Quando o SBPC tinha como presidente o geógrafo Aziz Ab’Saber, tomou vulto na entidade a discussão sobre a necessidade de o Brasil precisar contar com estudos e investimento local em biotecnologia. “Comecei a me envolver profundamente com isso”, diz Marques. Como diretor da Fapergs, escrevia vários artigos explicando o que era a até então desconhecida biotecnologia, diversos deles publicados na grande imprensa, e outros com foco em divulgação científica. Sua grande preocupação era como transferir os conhecimentos da academia para a indústria, pensamento que não era unanimidade no final dos anos 70.


No início da década de 1980, o então governador José Augusto Amaral de Souza visitou o Japão e viu a biotecnologia em ação. Na volta da viagem, acionou o professor e o estimulou a escrever um projeto. Foi assim que Marques concebeu a ideia do Centro de Biotecnologia do Estado do Rio Grande do Sul, articulando um convênio entre a UFRGS, a Fundação de Amparo à Pesquisa (Fapergs), a Financiadora de Estudos e Projetos (Finep), o Banco de Desenvolvimento do Estado do Rio Grande do Sul (Badesul) e o Governo do Estado do RS. Em julho de 1982, o Centro iniciou as atividades em área cedida no bairro Menino Deus pelo Instituto de Pesquisas Agropecuárias (Ipagro) – mais tarde denominado Fundação Estadual de Pesquisa Agropecuária (Fepagro) –, no mesmo terreno da Secretaria de Agricultura do Estado. Era um Centro com características próprias, multidiverso, que contava com a participação do poder público e da Universidade. Posteriormente, a iniciativa foi assimilada pela Universidade e rebatizada de Centro de Biotecnologia da UFRGS (CBiot), tendo como sede o Campus do Vale. 

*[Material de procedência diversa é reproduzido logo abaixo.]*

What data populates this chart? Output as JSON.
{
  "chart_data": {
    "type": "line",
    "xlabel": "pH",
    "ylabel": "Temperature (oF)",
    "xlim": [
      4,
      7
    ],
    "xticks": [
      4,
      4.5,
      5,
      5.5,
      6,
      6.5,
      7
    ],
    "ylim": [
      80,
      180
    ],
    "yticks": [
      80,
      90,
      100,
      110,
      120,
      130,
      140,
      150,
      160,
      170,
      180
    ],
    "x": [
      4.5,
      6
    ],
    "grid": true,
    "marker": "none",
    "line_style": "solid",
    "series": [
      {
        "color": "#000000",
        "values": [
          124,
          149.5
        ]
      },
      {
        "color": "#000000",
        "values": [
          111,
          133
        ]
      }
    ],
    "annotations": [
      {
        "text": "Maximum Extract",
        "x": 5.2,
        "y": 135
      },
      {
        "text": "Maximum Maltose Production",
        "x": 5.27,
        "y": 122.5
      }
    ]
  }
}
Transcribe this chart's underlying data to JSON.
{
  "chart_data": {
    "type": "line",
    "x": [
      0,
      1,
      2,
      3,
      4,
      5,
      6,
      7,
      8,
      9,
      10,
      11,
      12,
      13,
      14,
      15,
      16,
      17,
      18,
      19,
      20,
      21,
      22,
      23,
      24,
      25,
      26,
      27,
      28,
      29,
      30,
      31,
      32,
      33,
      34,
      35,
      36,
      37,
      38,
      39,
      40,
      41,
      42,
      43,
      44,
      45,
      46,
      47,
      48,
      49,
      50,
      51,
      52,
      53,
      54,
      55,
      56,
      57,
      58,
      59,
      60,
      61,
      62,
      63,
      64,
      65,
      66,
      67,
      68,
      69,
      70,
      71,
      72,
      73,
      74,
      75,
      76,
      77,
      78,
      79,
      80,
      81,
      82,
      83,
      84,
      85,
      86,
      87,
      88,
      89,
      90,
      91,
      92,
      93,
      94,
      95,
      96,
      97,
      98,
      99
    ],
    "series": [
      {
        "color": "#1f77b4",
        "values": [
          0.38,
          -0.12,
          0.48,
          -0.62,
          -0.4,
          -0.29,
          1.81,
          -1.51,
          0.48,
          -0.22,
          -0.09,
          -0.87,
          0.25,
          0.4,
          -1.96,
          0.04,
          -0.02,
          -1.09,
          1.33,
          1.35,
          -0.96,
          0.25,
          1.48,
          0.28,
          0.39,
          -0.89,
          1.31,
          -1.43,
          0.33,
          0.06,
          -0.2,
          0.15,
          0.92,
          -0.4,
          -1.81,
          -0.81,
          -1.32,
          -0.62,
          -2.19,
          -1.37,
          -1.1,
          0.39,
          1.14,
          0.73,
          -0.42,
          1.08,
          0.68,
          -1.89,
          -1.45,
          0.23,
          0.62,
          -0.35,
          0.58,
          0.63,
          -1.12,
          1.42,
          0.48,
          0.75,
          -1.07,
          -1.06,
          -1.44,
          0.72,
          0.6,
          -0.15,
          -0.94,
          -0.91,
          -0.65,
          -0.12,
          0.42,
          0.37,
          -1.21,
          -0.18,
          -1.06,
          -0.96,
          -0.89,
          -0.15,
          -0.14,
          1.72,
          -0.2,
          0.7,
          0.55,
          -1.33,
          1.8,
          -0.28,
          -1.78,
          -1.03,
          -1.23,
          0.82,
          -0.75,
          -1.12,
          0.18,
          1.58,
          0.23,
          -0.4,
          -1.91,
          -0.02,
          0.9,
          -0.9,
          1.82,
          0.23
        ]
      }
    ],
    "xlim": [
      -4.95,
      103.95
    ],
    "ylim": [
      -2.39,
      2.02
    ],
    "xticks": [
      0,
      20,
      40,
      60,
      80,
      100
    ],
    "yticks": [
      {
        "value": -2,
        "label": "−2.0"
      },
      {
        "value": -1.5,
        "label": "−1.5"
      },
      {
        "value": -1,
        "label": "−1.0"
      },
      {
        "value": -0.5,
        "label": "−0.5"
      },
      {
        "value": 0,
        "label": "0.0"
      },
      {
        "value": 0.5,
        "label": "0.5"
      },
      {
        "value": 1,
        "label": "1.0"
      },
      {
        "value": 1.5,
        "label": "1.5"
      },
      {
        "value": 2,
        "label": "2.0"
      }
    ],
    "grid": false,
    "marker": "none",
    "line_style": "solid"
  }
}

Ao longo da vida acadêmica, Marques publicou centenas de artigos em revistas de circulação internacional, publicações de divulgação científica, livros e capítulos de obras e resumos em anais de congressos. Recebeu várias honrarias e prêmios, entre eles uma medalha por serviços prestados, na ocasião dos 30 anos do Conselho Nacional de Desenvolvimento Científico e Tecnológico (CNPq).


Começou a namorar ainda na faculdade com a colega Helenita Jung Sperb, chegando a ser seu professor. Já casados, e com a chegada dos filhos, Edmundo Júlio, Maria Angélica e Luís Felipe, ela passou a se dedicar aos cuidados dos três. Hoje, o casal tem nove netos.